Although this system was obviously moving toward its death in a highly competitive environment, the owner wasn't actively seeking solutions. The waiter and other employees were often telling him customers' comments, giving him advises--which applies the "feedback" principle in the open system theory, but he had ignored them all. (the restaurant was finally redecorated a few years ago, other changes unknown)

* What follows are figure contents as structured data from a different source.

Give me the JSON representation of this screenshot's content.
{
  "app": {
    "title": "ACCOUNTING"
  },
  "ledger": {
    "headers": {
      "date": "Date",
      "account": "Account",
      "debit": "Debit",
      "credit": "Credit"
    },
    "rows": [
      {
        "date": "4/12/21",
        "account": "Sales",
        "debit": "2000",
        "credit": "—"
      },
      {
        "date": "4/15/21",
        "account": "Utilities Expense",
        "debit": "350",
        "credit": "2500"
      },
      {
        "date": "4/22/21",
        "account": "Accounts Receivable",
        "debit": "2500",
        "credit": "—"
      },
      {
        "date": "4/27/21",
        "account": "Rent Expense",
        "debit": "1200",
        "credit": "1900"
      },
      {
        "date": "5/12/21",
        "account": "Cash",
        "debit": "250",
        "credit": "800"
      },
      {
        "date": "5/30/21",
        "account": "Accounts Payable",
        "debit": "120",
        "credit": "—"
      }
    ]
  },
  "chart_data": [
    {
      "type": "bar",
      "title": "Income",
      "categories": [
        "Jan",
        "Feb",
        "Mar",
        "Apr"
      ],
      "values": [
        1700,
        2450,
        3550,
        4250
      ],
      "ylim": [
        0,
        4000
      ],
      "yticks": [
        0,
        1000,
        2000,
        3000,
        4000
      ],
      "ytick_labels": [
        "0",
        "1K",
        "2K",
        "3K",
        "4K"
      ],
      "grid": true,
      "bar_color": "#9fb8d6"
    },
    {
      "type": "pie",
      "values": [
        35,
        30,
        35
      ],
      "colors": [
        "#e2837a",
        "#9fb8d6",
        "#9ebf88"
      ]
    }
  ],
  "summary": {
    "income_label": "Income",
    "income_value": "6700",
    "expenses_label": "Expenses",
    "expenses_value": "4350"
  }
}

It's actually not very hard for China Star to start a better cyclic. Restaurants are relatively less-complicate organizations. The most important principles are inputs and feedbacks. The restaurant could increase the human, material, information inputs, and adapt more the changing environments, for example, revise the menu and serve one-of-a-kind Chinese appetizers with Chinese wines and expensive, authentic green teas; hire more waiters and a few performer play soothing music with Chinese traditional instrument for the exhausted people at the end of the day; construct a website for the restaurant and make the carryout ordering web-enabled.

And of course, listen to the feedbacks, both from the outside and inside of the organization. As these changes apply, the restaurant will also increase the price on its menu, without worrying about irritating its customers. As mentioned before Reston is a high-income area where people are more into "style" and willing to pay more to have a good time or feel special. Once the restaurant has established its reputation and attracts certain group of loyal customers, its sales will become stable and the organization enters the steady state until the environment changes again.